ECLI:NL:RBMNE:2023:3808
Rechtbank Midden-Nederland
- Voorlopige voorziening
- O. Veldman
- M.E.C. Bakker
- Rechtspraak.nl
Afwijzing verzoek voorlopige voorziening inzake persoonsgegevens en bezwaarprocedure
In deze zaak heeft de voorzieningenrechter van de Rechtbank Midden-Nederland op 1 juni 2023 uitspraak gedaan in een verzoek om een voorlopige voorziening, ingediend door verzoeker op 18 april 2023. Het verzoek was gericht tegen een besluit van het College van procureurs-generaal van 2 februari 2023, waarin verzoeker inzage in zijn persoonsgegevens was verleend. De voorzieningenrechter heeft partijen niet uitgenodigd voor een zitting, omdat dit in deze zaak niet nodig werd geacht.

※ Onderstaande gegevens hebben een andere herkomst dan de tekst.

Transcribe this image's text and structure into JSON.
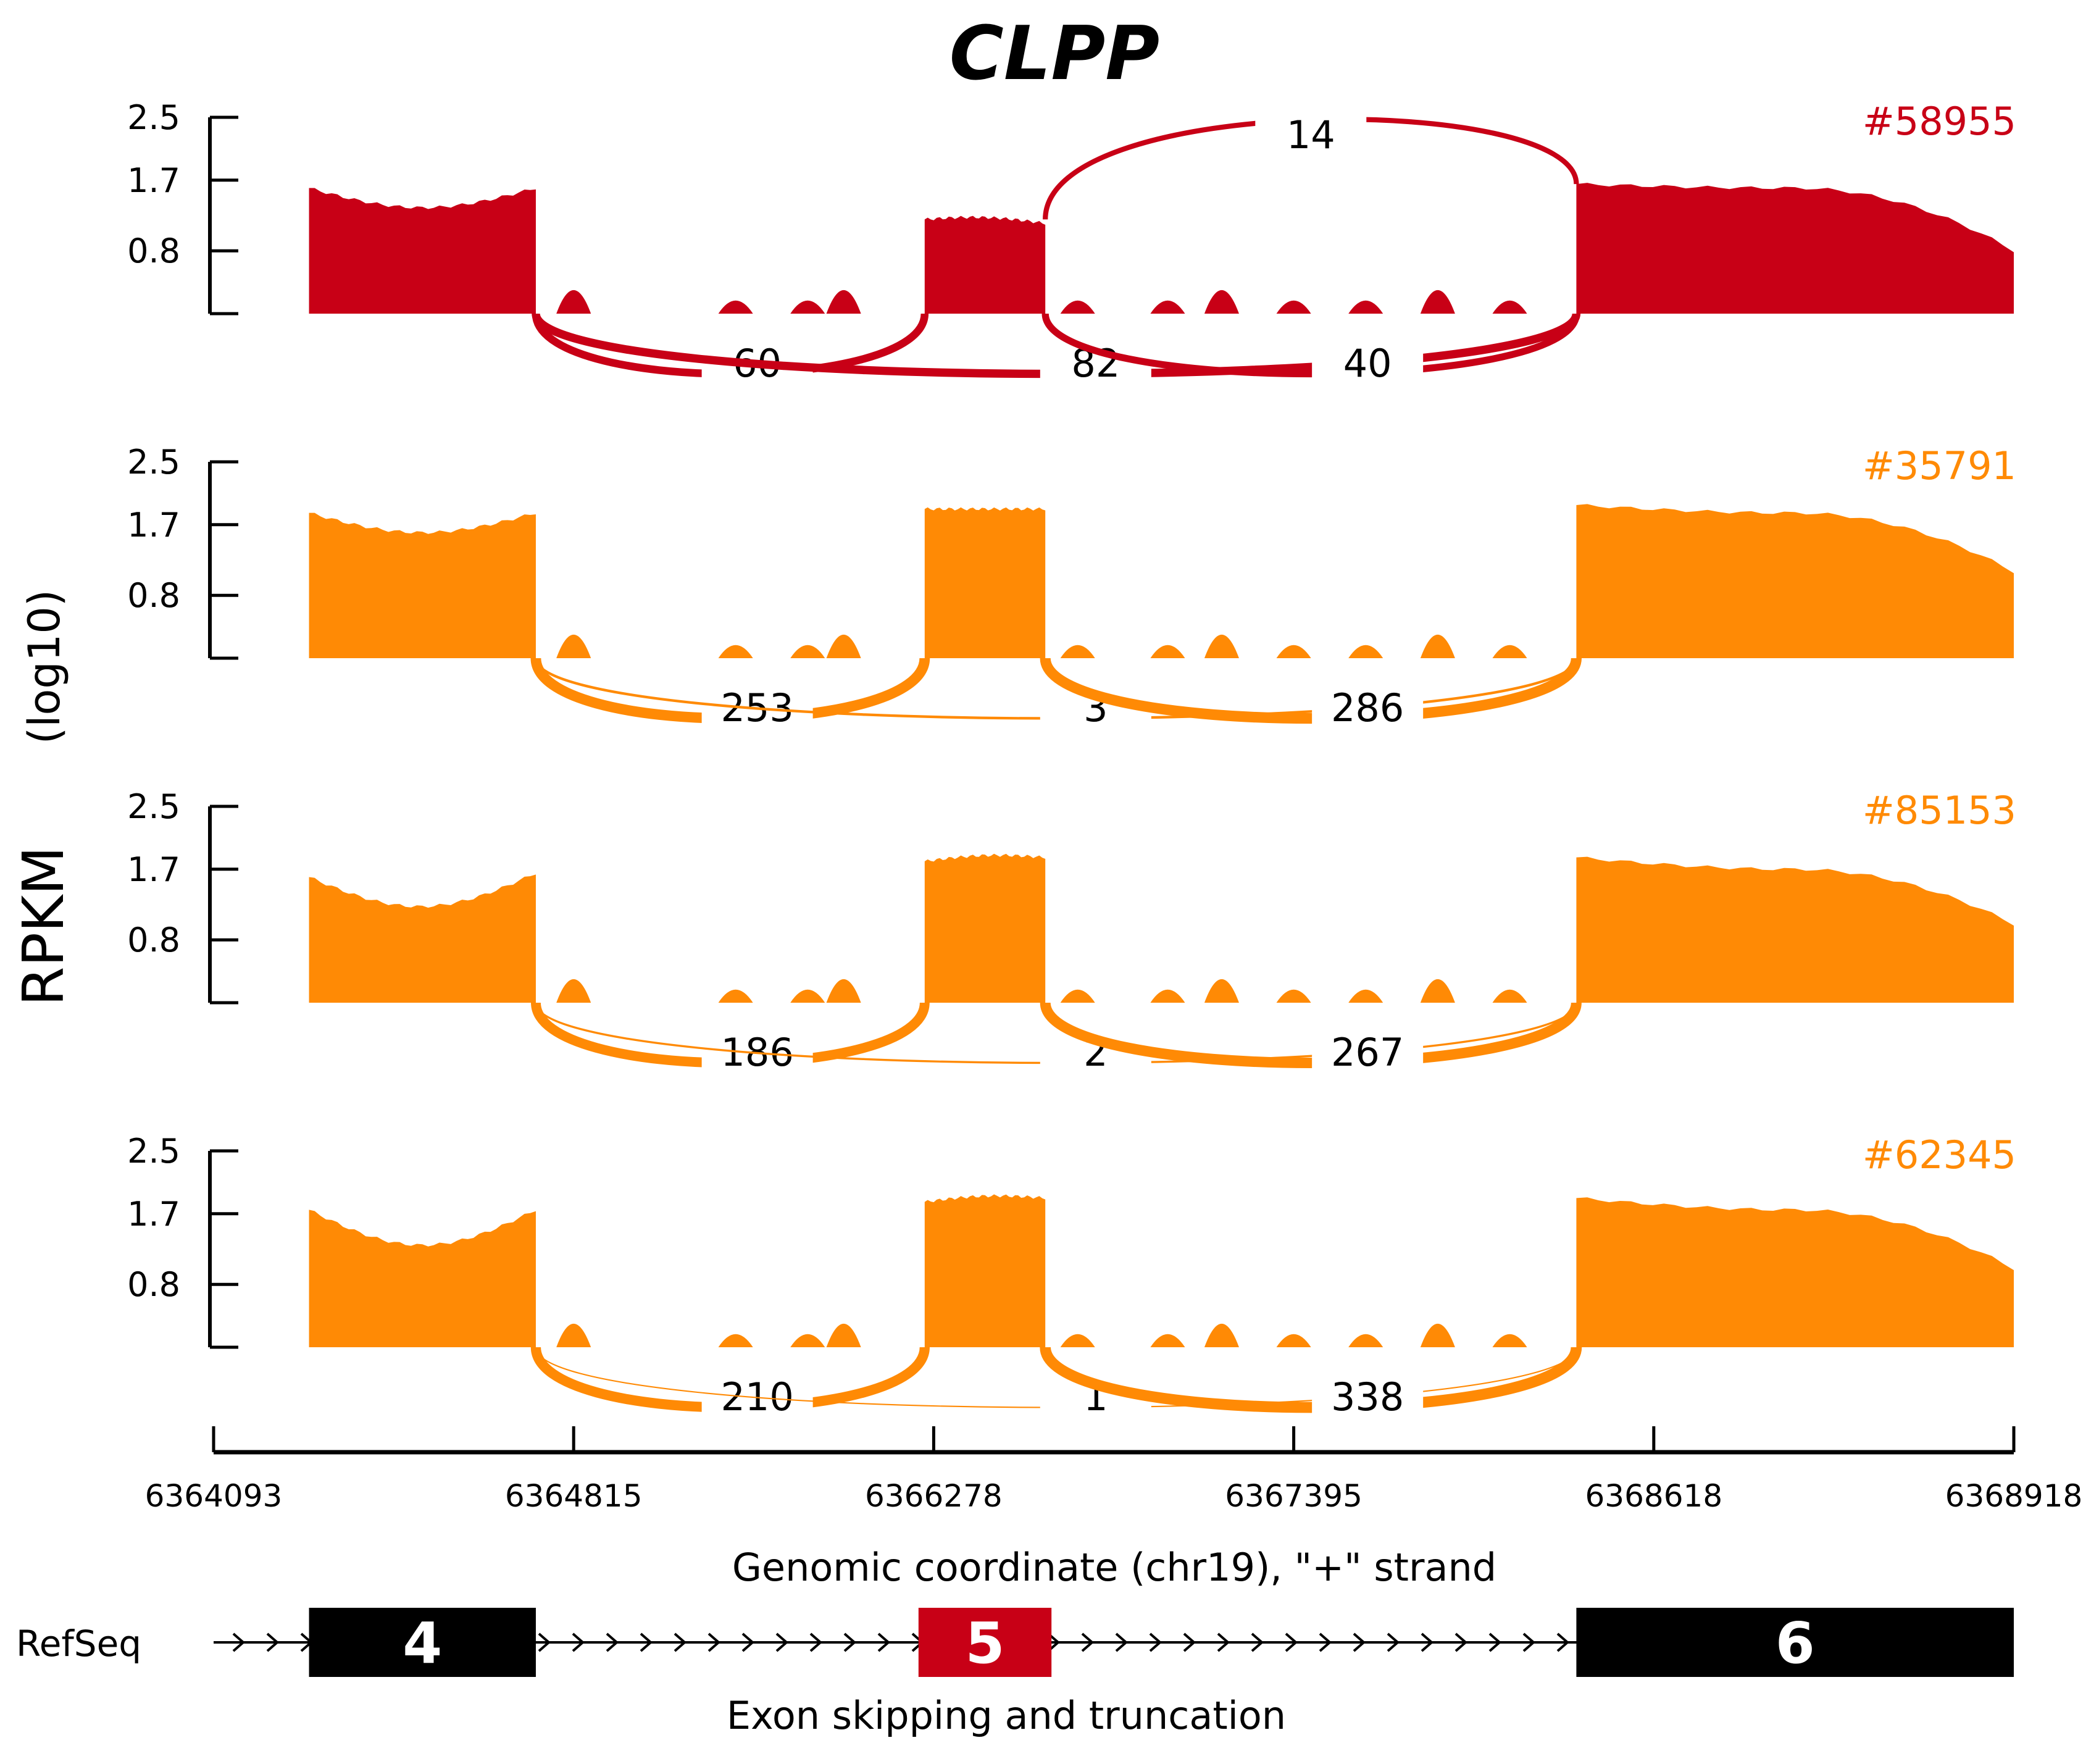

De voorzieningenrechter heeft vastgesteld dat verzoeker geen bezwaar heeft gemaakt tegen het besluit van 2 februari 2023, wat een voorwaarde is voor het treffen van een voorlopige voorziening volgens artikel 8:81 van de Algemene wet bestuursrecht (Awb). Verzoeker heeft in zijn verzoekschrift aangegeven dat de voorlopige voorziening verband houdt met een andere beroepsprocedure (UTR 23/292), maar deze procedure betreft een ander verzoek om inzage in persoonsgegevens. De voorzieningenrechter heeft geoordeeld dat het verzoek om een voorlopige voorziening ongegrond is, omdat verzoeker niet heeft toegelicht welke voorziening getroffen zou moeten worden en waarom de uitkomst van de bezwaarprocedure niet kan worden afgewacht.
De voorzieningenrechter heeft geconcludeerd dat verzoeker vooral de bezwaarprocedure wil bespoedigen, maar dat een verzoek om een voorlopige voorziening hiervoor niet het juiste middel is. De voorzieningenrechter heeft het verzoek om een voorlopige voorziening afgewezen, omdat het kennelijk ongegrond is. De uitspraak is openbaar uitgesproken en er is geen mogelijkheid tot hoger beroep of verzet tegen deze beslissing.